Improved Defense Helps Jackets Play "the Right Way"
Goals Against Average is only 2.08 over the last nine games
Over the past few seasons, Columbus Blue Jackets head coach Ken Hitchcock has made repeated references to playing hockey "the right way." The great Montreal Canadiens dynasty of the 1970s, where the talent level was high, but the hockey IQs were even higher, is the example Hitchcock uses when defining the phrase.
In its simplest form, "the right way" means tending to your own end, creating offensive opportunities off of defense and managing the puck. It's how the New Jersey Devils won their championships and how Hitchcock himself hoisted the Stanley Cup with the Dallas Stars in 1999. It's how Columbus began to play last year.

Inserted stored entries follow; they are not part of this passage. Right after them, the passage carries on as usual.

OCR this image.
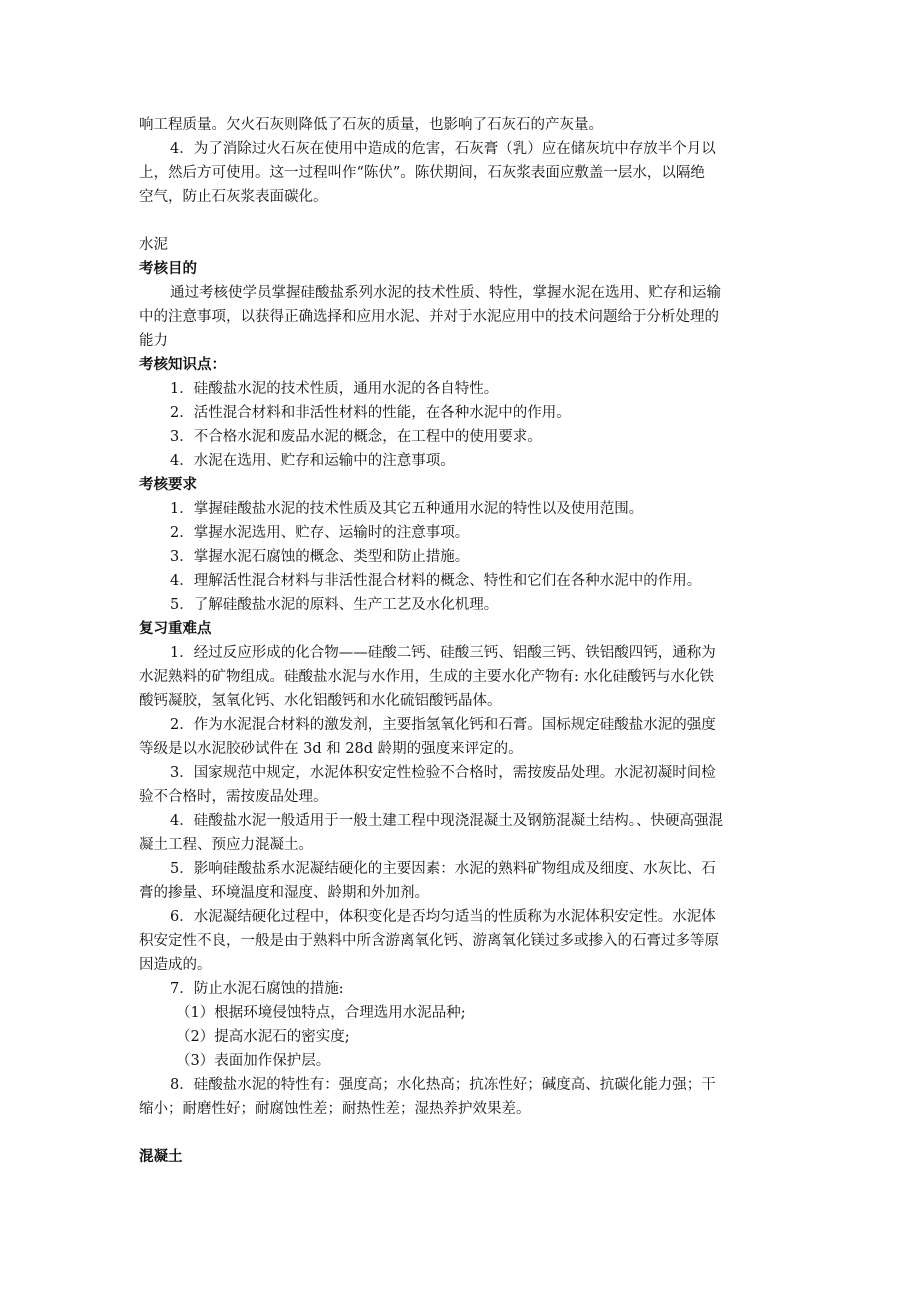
响工程质量。欠火石灰则降低了石灰的质量，也影响了石灰石的产灰量。
4．为了消除过火石灰在使用中造成的危害，石灰膏（乳）应在储灰坑中存放半个月以
上，然后方可使用。这一过程叫作“陈伏”。陈伏期间，石灰浆表面应敷盖一层水，以隔绝
空气，防止石灰浆表面碳化。
水泥
考核目的
通过考核使学员掌握硅酸盐系列水泥的技术性质、特性，掌握水泥在选用、贮存和运输
中的注意事项，以获得正确选择和应用水泥、并对于水泥应用中的技术问题给于分析处理的
能力
考核知识点：
1．硅酸盐水泥的技术性质，通用水泥的各自特性。
2．活性混合材料和非活性材料的性能，在各种水泥中的作用。
3．不合格水泥和废品水泥的概念，在工程中的使用要求。
4．水泥在选用、贮存和运输中的注意事项。
考核要求
1．掌握硅酸盐水泥的技术性质及其它五种通用水泥的特性以及使用范围。
2．掌握水泥选用、贮存、运输时的注意事项。
3．掌握水泥石腐蚀的概念、类型和防止措施。
4．理解活性混合材料与非活性混合材料的概念、特性和它们在各种水泥中的作用。
5．了解硅酸盐水泥的原料、生产工艺及水化机理。
复习重难点
1．经过反应形成的化合物——硅酸二钙、硅酸三钙、铝酸三钙、铁铝酸四钙，通称为
水泥熟料的矿物组成。硅酸盐水泥与水作用，生成的主要水化产物有: 水化硅酸钙与水化铁
酸钙凝胶，氢氧化钙、水化铝酸钙和水化硫铝酸钙晶体。
2．作为水泥混合材料的激发剂，主要指氢氧化钙和石膏。国标规定硅酸盐水泥的强度
等级是以水泥胶砂试件在 3d 和 28d 龄期的强度来评定的。
3．国家规范中规定，水泥体积安定性检验不合格时，需按废品处理。水泥初凝时间检
验不合格时，需按废品处理。
4．硅酸盐水泥一般适用于一般土建工程中现浇混凝土及钢筋混凝土结构。、快硬高强混
凝土工程、预应力混凝土。
5．影响硅酸盐系水泥凝结硬化的主要因素：水泥的熟料矿物组成及细度、水灰比、石
膏的掺量、环境温度和湿度、龄期和外加剂。
6．水泥凝结硬化过程中，体积变化是否均匀适当的性质称为水泥体积安定性。水泥体
积安定性不良，一般是由于熟料中所含游离氧化钙、游离氧化镁过多或掺入的石膏过多等原
因造成的。
7．防止水泥石腐蚀的措施:
（1）根据环境侵蚀特点，合理选用水泥品种;
（2）提高水泥石的密实度;
（3）表面加作保护层。
8．硅酸盐水泥的特性有：强度高；水化热高；抗冻性好；碱度高、抗碳化能力强；干
缩小；耐磨性好；耐腐蚀性差；耐热性差；湿热养护效果差。
混凝土
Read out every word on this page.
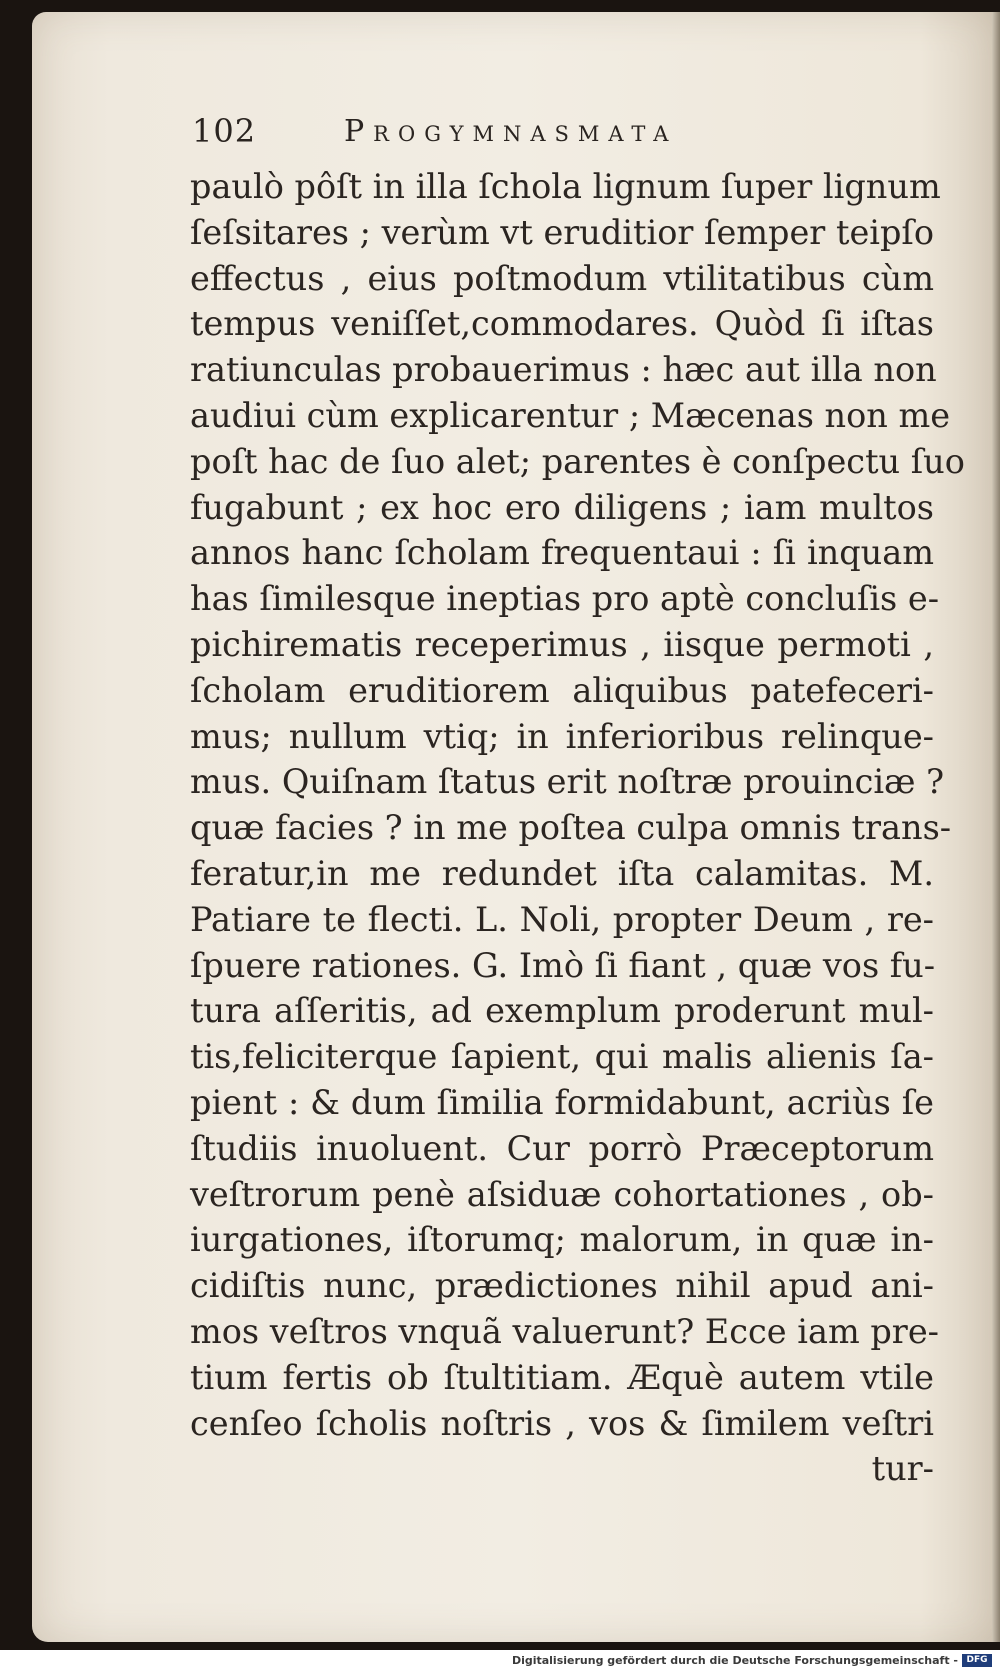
102	Progymnasmata
paulò pôſt in illa ſchola lignum ſuper lignum
ſeſsitares ; verùm vt eruditior ſemper teipſo
effectus , eius poſtmodum vtilitatibus cùm
tempus veniſſet,commodares. Quòd ſi iſtas
ratiunculas probauerimus : hæc aut illa non
audiui cùm explicarentur ; Mæcenas non me
poſt hac de ſuo alet; parentes è conſpectu ſuo
fugabunt ; ex hoc ero diligens ; iam multos
annos hanc ſcholam frequentaui : ſi inquam
has ſimilesque ineptias pro aptè concluſis e-
pichirematis receperimus , iisque permoti ,
ſcholam eruditiorem aliquibus patefeceri-
mus; nullum vtiq; in inferioribus relinque-
mus. Quiſnam ſtatus erit noſtræ prouinciæ ?
quæ facies ? in me poſtea culpa omnis trans-
feratur,in me redundet iſta calamitas. M.
Patiare te flecti. L. Noli, propter Deum , re-
ſpuere rationes. G. Imò ſi fiant , quæ vos fu-
tura aſſeritis, ad exemplum proderunt mul-
tis,feliciterque ſapient, qui malis alienis ſa-
pient : & dum ſimilia formidabunt, acriùs ſe
ſtudiis inuoluent. Cur porrò Præceptorum
veſtrorum penè aſsiduæ cohortationes , ob-
iurgationes, iſtorumq; malorum, in quæ in-
cidiſtis nunc, prædictiones nihil apud ani-
mos veſtros vnquã valuerunt? Ecce iam pre-
tium fertis ob ſtultitiam. Æquè autem vtile
cenſeo ſcholis noſtris , vos & ſimilem veſtri
tur-
Digitalisierung gefördert durch die Deutsche Forschungsgemeinschaft - DFG
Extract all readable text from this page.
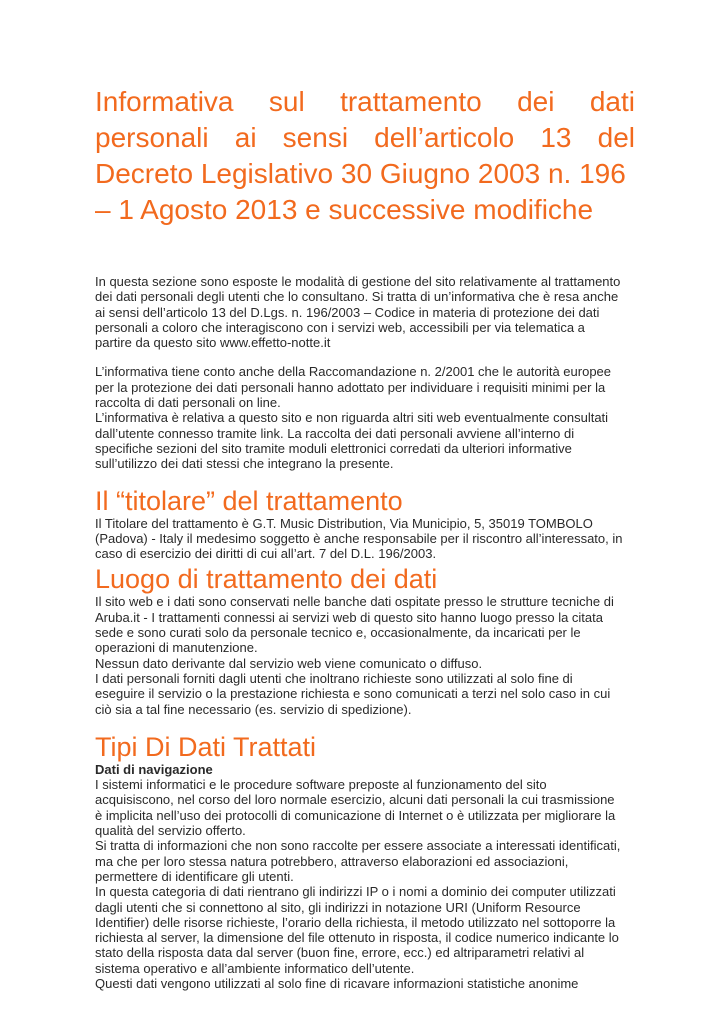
Informativa sul trattamento dei dati
personali ai sensi dell’articolo 13 del
Decreto Legislativo 30 Giugno 2003 n. 196
– 1 Agosto 2013 e successive modifiche

In questa sezione sono esposte le modalità di gestione del sito relativamente al trattamento
dei dati personali degli utenti che lo consultano. Si tratta di un’informativa che è resa anche
ai sensi dell’articolo 13 del D.Lgs. n. 196/2003 – Codice in materia di protezione dei dati
personali a coloro che interagiscono con i servizi web, accessibili per via telematica a
partire da questo sito www.effetto-notte.it

L’informativa tiene conto anche della Raccomandazione n. 2/2001 che le autorità europee
per la protezione dei dati personali hanno adottato per individuare i requisiti minimi per la
raccolta di dati personali on line.
L’informativa è relativa a questo sito e non riguarda altri siti web eventualmente consultati
dall’utente connesso tramite link. La raccolta dei dati personali avviene all’interno di
specifiche sezioni del sito tramite moduli elettronici corredati da ulteriori informative
sull’utilizzo dei dati stessi che integrano la presente.

Il “titolare” del trattamento

Il Titolare del trattamento è G.T. Music Distribution, Via Municipio, 5, 35019 TOMBOLO
(Padova) - Italy il medesimo soggetto è anche responsabile per il riscontro all’interessato, in
caso di esercizio dei diritti di cui all’art. 7 del D.L. 196/2003.

Luogo di trattamento dei dati

Il sito web e i dati sono conservati nelle banche dati ospitate presso le strutture tecniche di
Aruba.it - I trattamenti connessi ai servizi web di questo sito hanno luogo presso la citata
sede e sono curati solo da personale tecnico e, occasionalmente, da incaricati per le
operazioni di manutenzione.
Nessun dato derivante dal servizio web viene comunicato o diffuso.
I dati personali forniti dagli utenti che inoltrano richieste sono utilizzati al solo fine di
eseguire il servizio o la prestazione richiesta e sono comunicati a terzi nel solo caso in cui
ciò sia a tal fine necessario (es. servizio di spedizione).

Tipi Di Dati Trattati

Dati di navigazione
I sistemi informatici e le procedure software preposte al funzionamento del sito
acquisiscono, nel corso del loro normale esercizio, alcuni dati personali la cui trasmissione
è implicita nell’uso dei protocolli di comunicazione di Internet o è utilizzata per migliorare la
qualità del servizio offerto.
Si tratta di informazioni che non sono raccolte per essere associate a interessati identificati,
ma che per loro stessa natura potrebbero, attraverso elaborazioni ed associazioni,
permettere di identificare gli utenti.
In questa categoria di dati rientrano gli indirizzi IP o i nomi a dominio dei computer utilizzati
dagli utenti che si connettono al sito, gli indirizzi in notazione URI (Uniform Resource
Identifier) delle risorse richieste, l’orario della richiesta, il metodo utilizzato nel sottoporre la
richiesta al server, la dimensione del file ottenuto in risposta, il codice numerico indicante lo
stato della risposta data dal server (buon fine, errore, ecc.) ed altriparametri relativi al
sistema operativo e all’ambiente informatico dell’utente.
Questi dati vengono utilizzati al solo fine di ricavare informazioni statistiche anonime
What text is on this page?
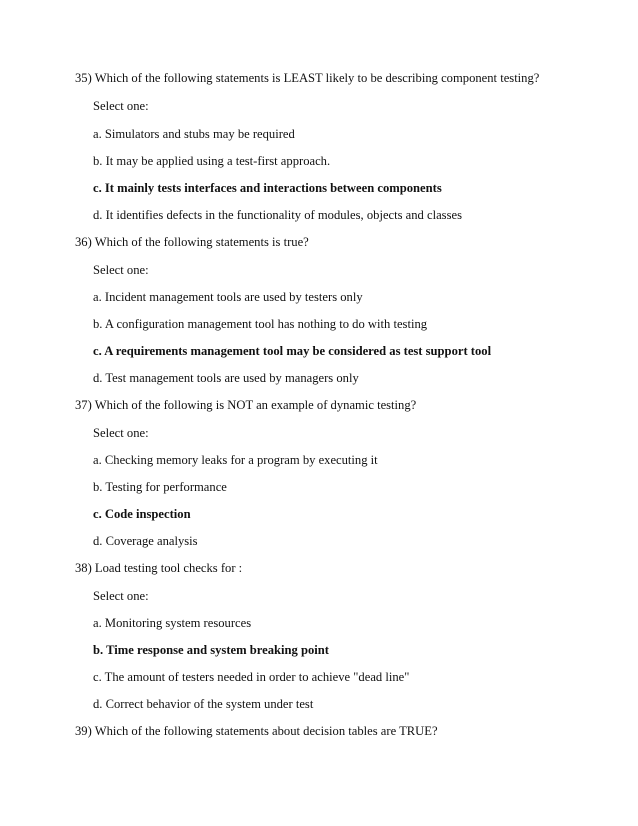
35) Which of the following statements is LEAST likely to be describing component testing?
Select one:
a. Simulators and stubs may be required
b. It may be applied using a test-first approach.
c. It mainly tests interfaces and interactions between components
d. It identifies defects in the functionality of modules, objects and classes
36) Which of the following statements is true?
Select one:
a. Incident management tools are used by testers only
b. A configuration management tool has nothing to do with testing
c. A requirements management tool may be considered as test support tool
d. Test management tools are used by managers only
37) Which of the following is NOT an example of dynamic testing?
Select one:
a. Checking memory leaks for a program by executing it
b. Testing for performance
c. Code inspection
d. Coverage analysis
38) Load testing tool checks for :
Select one:
a. Monitoring system resources
b. Time response and system breaking point
c. The amount of testers needed in order to achieve "dead line"
d. Correct behavior of the system under test
39) Which of the following statements about decision tables are TRUE?
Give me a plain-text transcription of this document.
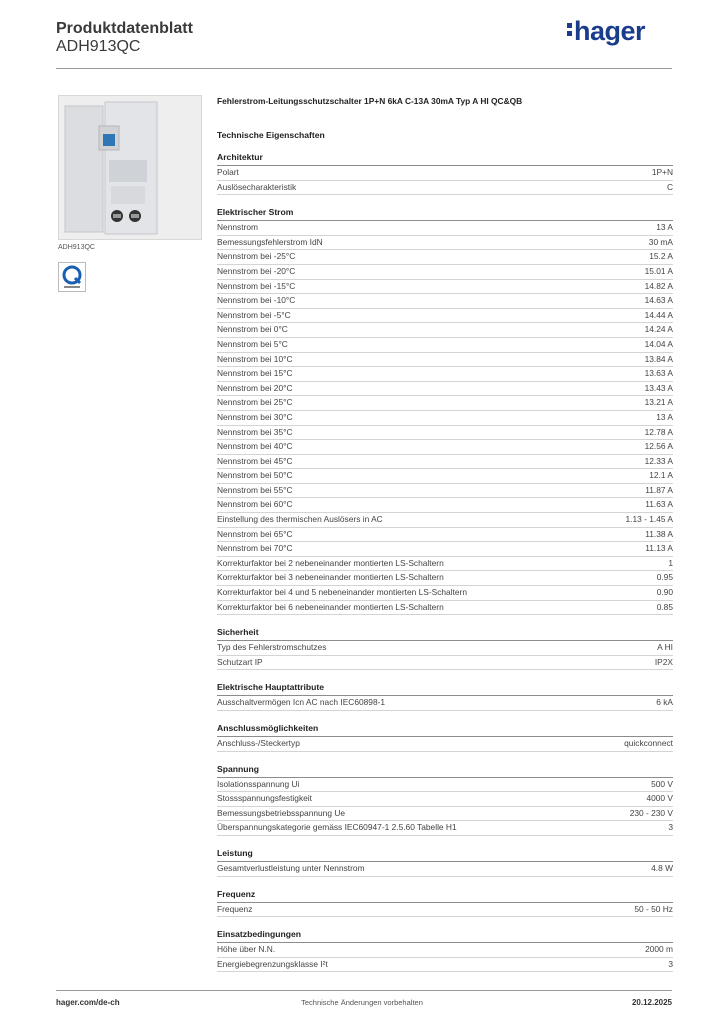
Produktdatenblatt
ADH913QC
hager
ADH913QC
Fehlerstrom-Leitungsschutzschalter 1P+N 6kA C-13A 30mA Typ A HI QC&QB
Technische Eigenschaften
Architektur
Polart	1P+N
Auslösecharakteristik	C
Elektrischer Strom
Nennstrom	13 A
Bemessungsfehlerstrom IdN	30 mA
Nennstrom bei -25°C	15.2 A
Nennstrom bei -20°C	15.01 A
Nennstrom bei -15°C	14.82 A
Nennstrom bei -10°C	14.63 A
Nennstrom bei -5°C	14.44 A
Nennstrom bei 0°C	14.24 A
Nennstrom bei 5°C	14.04 A
Nennstrom bei 10°C	13.84 A
Nennstrom bei 15°C	13.63 A
Nennstrom bei 20°C	13.43 A
Nennstrom bei 25°C	13.21 A
Nennstrom bei 30°C	13 A
Nennstrom bei 35°C	12.78 A
Nennstrom bei 40°C	12.56 A
Nennstrom bei 45°C	12.33 A
Nennstrom bei 50°C	12.1 A
Nennstrom bei 55°C	11.87 A
Nennstrom bei 60°C	11.63 A
Einstellung des thermischen Auslösers in AC	1.13 - 1.45 A
Nennstrom bei 65°C	11.38 A
Nennstrom bei 70°C	11.13 A
Korrekturfaktor bei 2 nebeneinander montierten LS-Schaltern	1
Korrekturfaktor bei 3 nebeneinander montierten LS-Schaltern	0.95
Korrekturfaktor bei 4 und 5 nebeneinander montierten LS-Schaltern	0.90
Korrekturfaktor bei 6 nebeneinander montierten LS-Schaltern	0.85
Sicherheit
Typ des Fehlerstromschutzes	A HI
Schutzart IP	IP2X
Elektrische Hauptattribute
Ausschaltvermögen Icn AC nach IEC60898-1	6 kA
Anschlussmöglichkeiten
Anschluss-/Steckertyp	quickconnect
Spannung
Isolationsspannung Ui	500 V
Stossspannungsfestigkeit	4000 V
Bemessungsbetriebsspannung Ue	230 - 230 V
Überspannungskategorie gemäss IEC60947-1 2.5.60 Tabelle H1	3
Leistung
Gesamtverlustleistung unter Nennstrom	4.8 W
Frequenz
Frequenz	50 - 50 Hz
Einsatzbedingungen
Höhe über N.N.	2000 m
Energiebegrenzungsklasse I²t	3
hager.com/de-ch	Technische Änderungen vorbehalten	20.12.2025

And despite the last-minute loss to the Colorado Avalanche Saturday, it's how the Jackets have generally been playing for the past couple weeks.
"We have bought in to where we were before," Hitchcock said at Saturday's skate. "This is our identity, this is what's given us all of the success last year and it's starting to come around again this year."
Columbus had allowed just six goals in the four games prior to meeting the Avalanche, the best performance obviously coming in a 1-0 shutout of the Detroit Red Wings. The Jackets earned just four points from those four games because the offense didn't come through but the attention to detail was much more to the coach's liking.
"We're just sticking to what we have to do out there, what we're told," says Raffi Torres. "It starts from the back end.
"We've been giving ourselves a chance to win games. Offensively, we have to be better but overall we've made some strides."
The commitment in their own end has been a help to the Columbus goaltending combo of Steve Mason and Mathieu Garon. Mason says that he's seeing his teammates work hard in front of the net to clear out bodies and loose pucks.
And it's making a difference.
"From a goalie's standpoint, it makes our job easier when the guys in front of you are competing hard," says Mason, who looked like he was in his rookie form turning away all 34 shots he faced in a 1-0 overtime win versus the Red Wings last week.
It's strange that the Jackets had gotten so far away from the method used to win most of their games last season. The team had established a reputation around the NHL as a dangerous club that will frustrate you and then pounce.
Newcomer Chris Clark saw that firsthand the past couple seasons when Columbus faced his old team, the Washington Capitals. Clark clearly recalls the way the Jackets got under the skin of young stars like Alex Ovechkin and Nicklas Backstrom, forcing them into mistakes with grit and persistence.
"You key on them and make their life terrible on the ice, they'll get frustrated and start taking penalties," says Clark. "That's exactly what Columbus did previously.
"It's something we want to get back to here," he adds of the commitment behind their own blueline. "You have to start on the defensive side. We've very done well, letting in one or two goals a game. That's a good start."
Clark also feels that the addition of big defenseman Milan Jurcina will pay off for the Jackets, particularly in their own zone.
"He's a huge person," Clark says. "Physical, dependable back there, he can move guys out in front of the net."
While there are signs of promise, the cold reality is that Columbus is near the bottom of the Western Conference right now. Small improvements aren't enough. The players understand the need to start stringing together some wins, which will only come with a consistent effort at both ends of the rink.
"It's never too late," says Torres. "We might be at the bottom of the barrel right now, but five, six (wins), and anything's possible, especially with how tight this conference is.
"We have our work cut our for us."
Prior to the Colorado game, Mason suggested that the team's confidence was slowly returning.
"We have a ton of work to do to get to do in order to get back into the playoff race," says Mason. "Everybody in here is prepared to do the work."
The objective is to play "the right way." Columbus has 39 games remaining to prove they can do it.
"If we stay with this mindset we're going to have success," says Hitchcock. "If we get away from it, we'll be back to where we were in early December."